Another book, to be published in November, is Raymond Smith's mammoth production, The Millennium Book of Gaelic Games. Over 500 pages long and retailing at £10, this reference book of G.A.A. information, winning teams and results, is a must for anyone involved in Gaelic games. It is an updated edition of the 1993 volume, with additional information on junior championships, university competitions and other areas not covered in the previous book. A great effort has been made to make the book comprehensive and complete and as accurate as it is possible to be in an area of hundreds of teams and thousands of results.
A handy reference book is The Wolfhound Guide to Hurling by Brendan Fullam, published by Wolfhound Press for £4.00. The author is one of hurling's greatest enthusiasts and has spent many years travelling the hurling counties, meeting and speaking with many of the hurling greats. The result is the hurling trilogy, Giants of the Ashl Hurling Giants & Legends of the Ash. A Wexford man, he lives in New Ross, where he was branch manager with Bank of Ireland. The present publication guides us through the origins and evolution of hurling. He discusses its requirements and its attractions, the competitions and grades, the G.A.A. founders and the great players.
A delightful publication is Horse and Jockey: All Ireland Hurling Champions 18991 a booklet published in connection with the centenary celebrations held in Horse and Jockey on August 29. This is more than an account of the celebrations, it is a mini history of the Horse and Jockey, beautifully illustrated, artistically designed and a most interesting read. The booklet was so popular that the complete edition may be gone by now and, if it is, I would advise you to risk breaking and entering in order to get your hands on a copy. It sells for £5.

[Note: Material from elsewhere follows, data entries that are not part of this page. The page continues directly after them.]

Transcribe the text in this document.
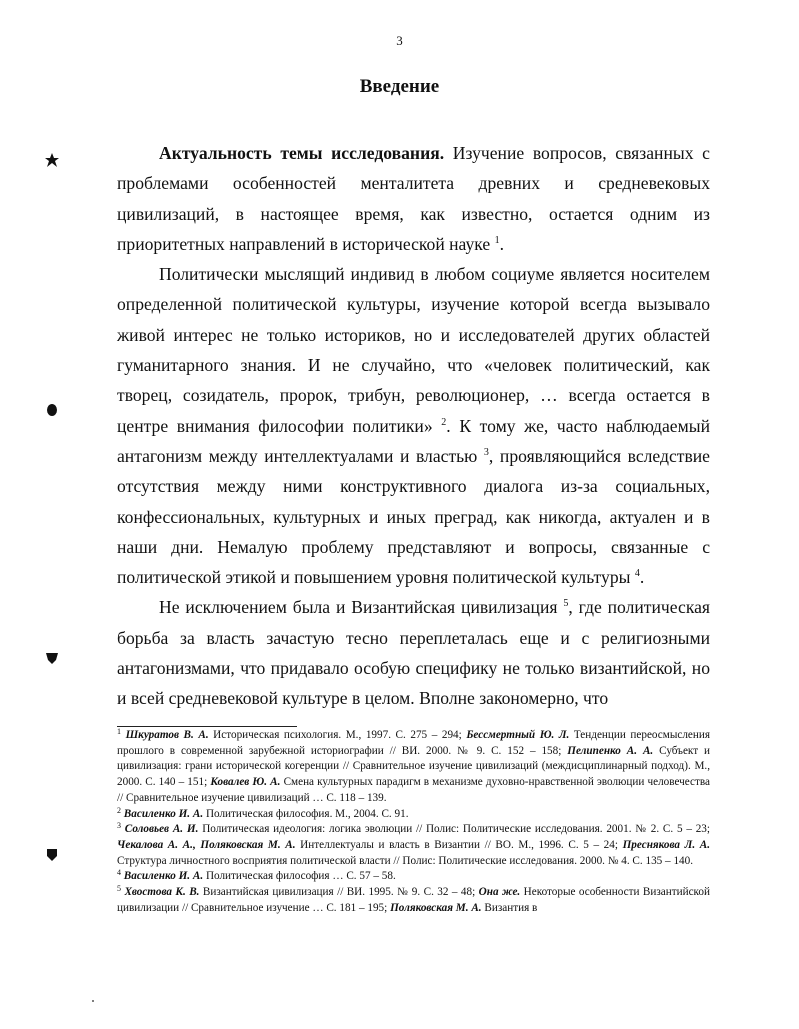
3
Введение

Актуальность темы исследования. Изучение вопросов, связанных с проблемами особенностей менталитета древних и средневековых цивилизаций, в настоящее время, как известно, остается одним из приоритетных направлений в исторической науке $^1$.

Политически мыслящий индивид в любом социуме является носителем определенной политической культуры, изучение которой всегда вызывало живой интерес не только историков, но и исследователей других областей гуманитарного знания. И не случайно, что «человек политический, как творец, созидатель, пророк, трибун, революционер, … всегда остается в центре внимания философии политики» $^2$. К тому же, часто наблюдаемый антагонизм между интеллектуалами и властью $^3$, проявляющийся вследствие отсутствия между ними конструктивного диалога из-за социальных, конфессиональных, культурных и иных преград, как никогда, актуален и в наши дни. Немалую проблему представляют и вопросы, связанные с политической этикой и повышением уровня политической культуры $^4$.

Не исключением была и Византийская цивилизация $^5$, где политическая борьба за власть зачастую тесно переплеталась еще и с религиозными антагонизмами, что придавало особую специфику не только византийской, но и всей средневековой культуре в целом. Вполне закономерно, что

$^1$ Шкуратов В. А. Историческая психология. М., 1997. С. 275 – 294; Бессмертный Ю. Л. Тенденции переосмысления прошлого в современной зарубежной историографии // ВИ. 2000. № 9. С. 152 – 158; Пелипенко А. А. Субъект и цивилизация: грани исторической когеренции // Сравнительное изучение цивилизаций (междисциплинарный подход). М., 2000. С. 140 – 151; Ковалев Ю. А. Смена культурных парадигм в механизме духовно-нравственной эволюции человечества // Сравнительное изучение цивилизаций … С. 118 – 139.

$^2$ Василенко И. А. Политическая философия. М., 2004. С. 91.

$^3$ Соловьев А. И. Политическая идеология: логика эволюции // Полис: Политические исследования. 2001. № 2. С. 5 – 23; Чекалова А. А., Поляковская М. А. Интеллектуалы и власть в Византии // ВО. М., 1996. С. 5 – 24; Преснякова Л. А. Структура личностного восприятия политической власти // Полис: Политические исследования. 2000. № 4. С. 135 – 140.

$^4$ Василенко И. А. Политическая философия … С. 57 – 58.

$^5$ Хвостова К. В. Византийская цивилизация // ВИ. 1995. № 9. С. 32 – 48; Она же. Некоторые особенности Византийской цивилизации // Сравнительное изучение … С. 181 – 195; Поляковская М. А. Византия в
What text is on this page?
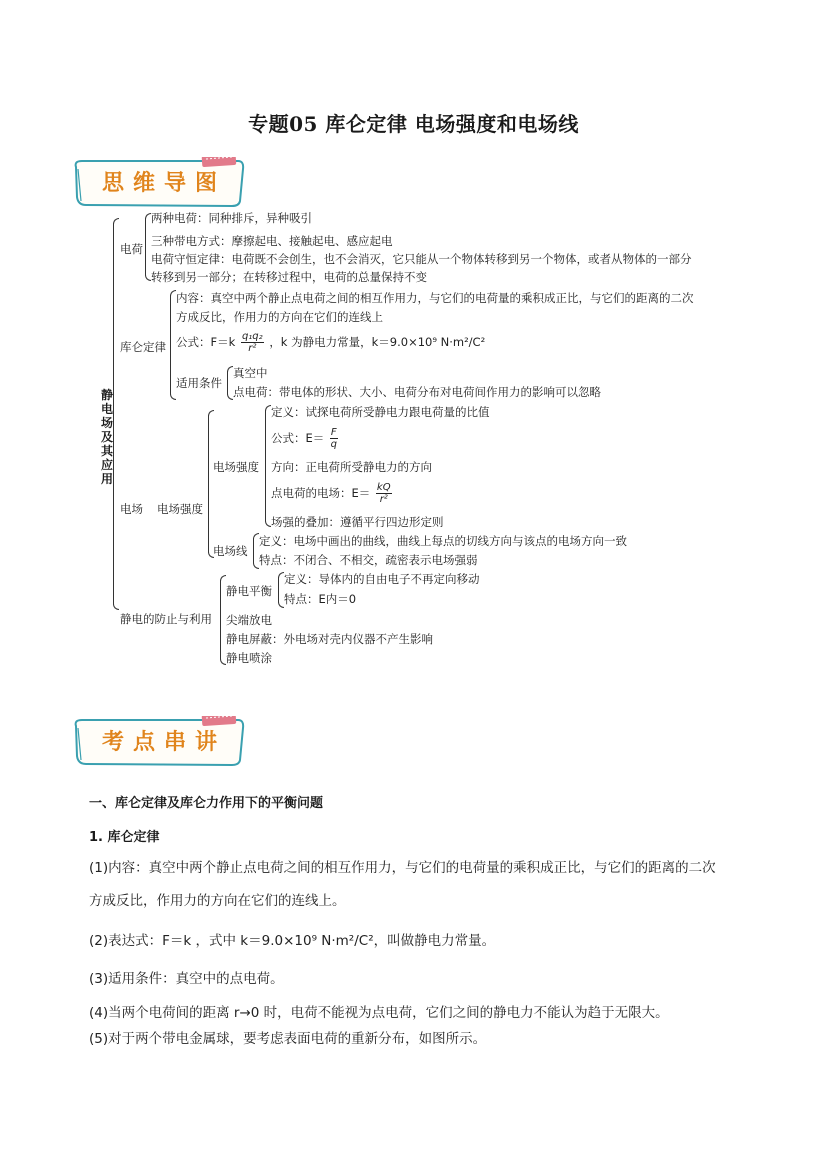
专题05 库仑定律 电场强度和电场线
思维导图
静电场及其应用
电荷
两种电荷：同种排斥，异种吸引
三种带电方式：摩擦起电、接触起电、感应起电
电荷守恒定律：电荷既不会创生，也不会消灭，它只能从一个物体转移到另一个物体，或者从物体的一部分
转移到另一部分；在转移过程中，电荷的总量保持不变
库仑定律
内容：真空中两个静止点电荷之间的相互作用力，与它们的电荷量的乘积成正比，与它们的距离的二次
方成反比，作用力的方向在它们的连线上
公式：$F=k \frac{\text{q₁q₂}}{\text{r²}}$ ，k 为静电力常量，k＝9.0×10⁹ N·m²/C²
适用条件
真空中
点电荷：带电体的形状、大小、电荷分布对电荷间作用力的影响可以忽略
电场 电场强度
电场强度
定义：试探电荷所受静电力跟电荷量的比值
公式：$E= \frac{F}{q}$
方向：正电荷所受静电力的方向
点电荷的电场：$E= \frac{kQ}{\text{r²}}$
场强的叠加：遵循平行四边形定则
电场线
定义：电场中画出的曲线，曲线上每点的切线方向与该点的电场方向一致
特点：不闭合、不相交，疏密表示电场强弱
静电的防止与利用
静电平衡
定义：导体内的自由电子不再定向移动
特点：E内＝0
尖端放电
静电屏蔽：外电场对壳内仪器不产生影响
静电喷涂
考点串讲
一、库仑定律及库仑力作用下的平衡问题
1. 库仑定律
(1)内容：真空中两个静止点电荷之间的相互作用力，与它们的电荷量的乘积成正比，与它们的距离的二次
方成反比，作用力的方向在它们的连线上。
(2)表达式：F＝k ，式中 k＝9.0×10⁹ N·m²/C²，叫做静电力常量。
(3)适用条件：真空中的点电荷。
(4)当两个电荷间的距离 r→0 时，电荷不能视为点电荷，它们之间的静电力不能认为趋于无限大。
(5)对于两个带电金属球，要考虑表面电荷的重新分布，如图所示。
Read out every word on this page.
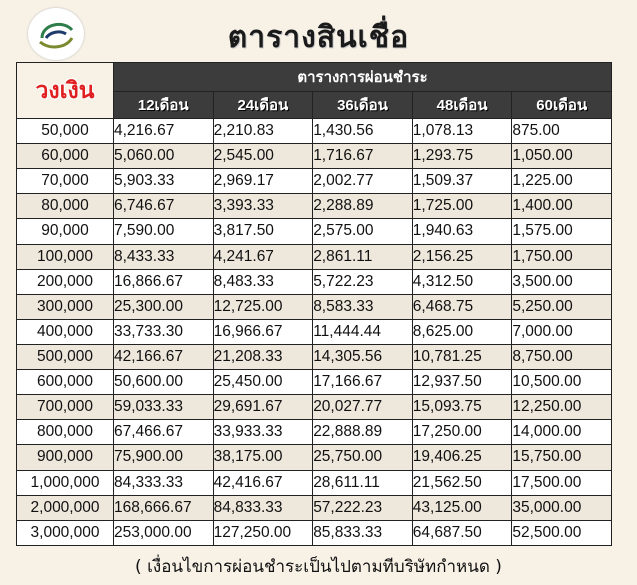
ตารางสินเชื่อ
วงเงิน	ตารางการผ่อนชำระ				
	12เดือน	24เดือน	36เดือน	48เดือน	60เดือน
50,000	4,216.67	2,210.83	1,430.56	1,078.13	875.00
60,000	5,060.00	2,545.00	1,716.67	1,293.75	1,050.00
70,000	5,903.33	2,969.17	2,002.77	1,509.37	1,225.00
80,000	6,746.67	3,393.33	2,288.89	1,725.00	1,400.00
90,000	7,590.00	3,817.50	2,575.00	1,940.63	1,575.00
100,000	8,433.33	4,241.67	2,861.11	2,156.25	1,750.00
200,000	16,866.67	8,483.33	5,722.23	4,312.50	3,500.00
300,000	25,300.00	12,725.00	8,583.33	6,468.75	5,250.00
400,000	33,733.30	16,966.67	11,444.44	8,625.00	7,000.00
500,000	42,166.67	21,208.33	14,305.56	10,781.25	8,750.00
600,000	50,600.00	25,450.00	17,166.67	12,937.50	10,500.00
700,000	59,033.33	29,691.67	20,027.77	15,093.75	12,250.00
800,000	67,466.67	33,933.33	22,888.89	17,250.00	14,000.00
900,000	75,900.00	38,175.00	25,750.00	19,406.25	15,750.00
1,000,000	84,333.33	42,416.67	28,611.11	21,562.50	17,500.00
2,000,000	168,666.67	84,833.33	57,222.23	43,125.00	35,000.00
3,000,000	253,000.00	127,250.00	85,833.33	64,687.50	52,500.00
( เงื่อนไขการผ่อนชำระเป็นไปตามทีบริษัทกำหนด )
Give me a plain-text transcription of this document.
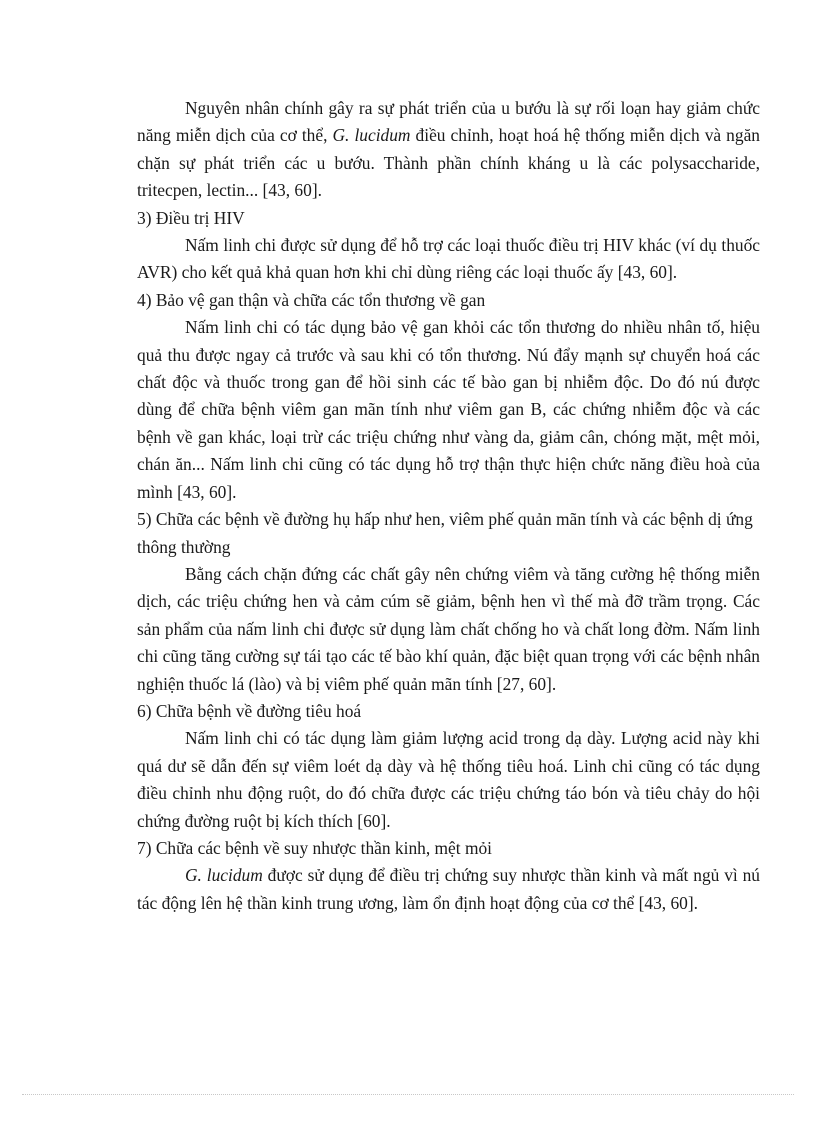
Nguyên nhân chính gây ra sự phát triển của u bướu là sự rối loạn hay giảm chức năng miễn dịch của cơ thể, G. lucidum điều chỉnh, hoạt hoá hệ thống miễn dịch và ngăn chặn sự phát triển các u bướu. Thành phần chính kháng u là các polysaccharide, tritecpen, lectin... [43, 60].

3) Điều trị HIV

Nấm linh chi được sử dụng để hỗ trợ các loại thuốc điều trị HIV khác (ví dụ thuốc AVR) cho kết quả khả quan hơn khi chỉ dùng riêng các loại thuốc ấy [43, 60].

4) Bảo vệ gan thận và chữa các tổn thương về gan

Nấm linh chi có tác dụng bảo vệ gan khỏi các tổn thương do nhiều nhân tố, hiệu quả thu được ngay cả trước và sau khi có tổn thương. Nú đẩy mạnh sự chuyển hoá các chất độc và thuốc trong gan để hồi sinh các tế bào gan bị nhiễm độc. Do đó nú được dùng để chữa bệnh viêm gan mãn tính như viêm gan B, các chứng nhiễm độc và các bệnh về gan khác, loại trừ các triệu chứng như vàng da, giảm cân, chóng mặt, mệt mỏi, chán ăn... Nấm linh chi cũng có tác dụng hỗ trợ thận thực hiện chức năng điều hoà của mình [43, 60].

5) Chữa các bệnh về đường hụ hấp như hen, viêm phế quản mãn tính và các bệnh dị ứng thông thường

Bằng cách chặn đứng các chất gây nên chứng viêm và tăng cường hệ thống miễn dịch, các triệu chứng hen và cảm cúm sẽ giảm, bệnh hen vì thế mà đỡ trầm trọng. Các sản phẩm của nấm linh chi được sử dụng làm chất chống ho và chất long đờm. Nấm linh chi cũng tăng cường sự tái tạo các tế bào khí quản, đặc biệt quan trọng với các bệnh nhân nghiện thuốc lá (lào) và bị viêm phế quản mãn tính [27, 60].

6) Chữa bệnh về đường tiêu hoá

Nấm linh chi có tác dụng làm giảm lượng acid trong dạ dày. Lượng acid này khi quá dư sẽ dẫn đến sự viêm loét dạ dày và hệ thống tiêu hoá. Linh chi cũng có tác dụng điều chỉnh nhu động ruột, do đó chữa được các triệu chứng táo bón và tiêu chảy do hội chứng đường ruột bị kích thích [60].

7) Chữa các bệnh về suy nhược thần kinh, mệt mỏi

G. lucidum được sử dụng để điều trị chứng suy nhược thần kinh và mất ngủ vì nú tác động lên hệ thần kinh trung ương, làm ổn định hoạt động của cơ thể [43, 60].
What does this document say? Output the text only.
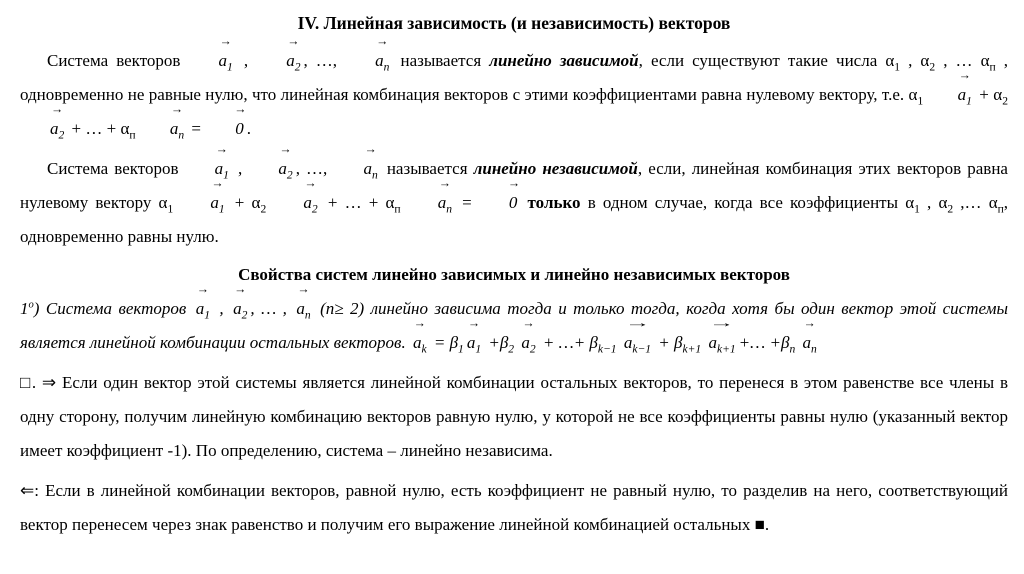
IV. Линейная зависимость (и независимость) векторов

Система векторов
→
$a_1$ ,
→
$a_2$ , …,
→
$a_n$ называется линейно зависимой, если существуют такие числа $\alpha_1$ , $\alpha_2$ , … $\alpha_п$ , одновременно не равные нулю, что линейная комбинация векторов с этими коэффициентами равна нулевому вектору, т.е. $\alpha_1$
→
$a_1 + \alpha_2$
→
$a_2$ + … + $\alpha_п$
→
$a_n$ =
→
0 .

Система векторов
→
$a_1$ ,
→
$a_2$ , …,
→
$a_n$ называется линейно независимой, если, линейная комбинация этих векторов равна нулевому вектору $\alpha_1$
→
$a_1 + \alpha_2$
→
$a_2$ + … + $\alpha_п$
→
$a_n$ =
→
0 только в одном случае, когда все коэффициенты $\alpha_1$ , $\alpha_2$ ,… $\alpha_п$, одновременно равны нулю.

Свойства систем линейно зависимых и линейно независимых векторов

$1^о$) Система векторов
→
$a_1$ ,
→
$a_2$ , … ,
→
$a_n$ (n≥ 2) линейно зависима тогда и только тогда, когда хотя бы один вектор этой системы является линейной комбинации остальных векторов.
→
$a_k = \beta_1$
→
$a_1 +\beta_2$
→
$a_2$ + …+ $\beta_{k-1}$
→
$a_{k-1} + \beta_{k+1}$
→
$a_{k+1}$ +… $+\beta_n$
→
$a_n$

□. ⇒ Если один вектор этой системы является линейной комбинации остальных векторов, то перенеся в этом равенстве все члены в одну сторону, получим линейную комбинацию векторов равную нулю, у которой не все коэффициенты равны нулю (указанный вектор имеет коэффициент -1). По определению, система – линейно независима.

⇐: Если в линейной комбинации векторов, равной нулю, есть коэффициент не равный нулю, то разделив на него, соответствующий вектор перенесем через знак равенство и получим его выражение линейной комбинацией остальных ■.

Another publication of note is a booklet remembering the 1974 minor football and hurling heroes of Cashel King Cormacs. In that year a total panel of twenty-two players won the minor hurling and football double for the first time in the county. The booklet introduces the reader to the team, tells their story and traces their progress to an historic double. Available at Cashel, it retails at £3.
A second edition of The GAA: A History by Marcus de Burca appeared in October. Published by Gill and Macmillan, it retails at £19.95. The book has an interesting history. First published by the G.A.A. in 1980, it was the first history of the Association. A large edition of 10,000 was published and it became the definitive work on the Association. Even though the present volume is called the second edition, another edition was published for Irish Life Assurance plc by Wolfhound Press in 1990, in the Irish Life Classic Collection. It brought the story up to 1990, reviewing the impact of the eighties on the G.A.A. and examining the future direction of hurling and football. The edition also included a fine selection of photographs, in colour as well as black and white.
The present edition takes the story up to the end of the century and covers the changes and challenges faced by the Association in the 1980s and 1990's. Among the matters addressed in the new edition are the changed player rules in Gaelic Football, the astonishing revival of public interest in hurling aad the introduction of the 'back door' format in the championship, the develop- ment of Croke Park as a stadium of truly international standard, and many other matters. The book remains, not only the sole reference book on the history of the Gaelic Athletic Association, but a must for anyone who wishes to be informed about the greatest amateur association in the country.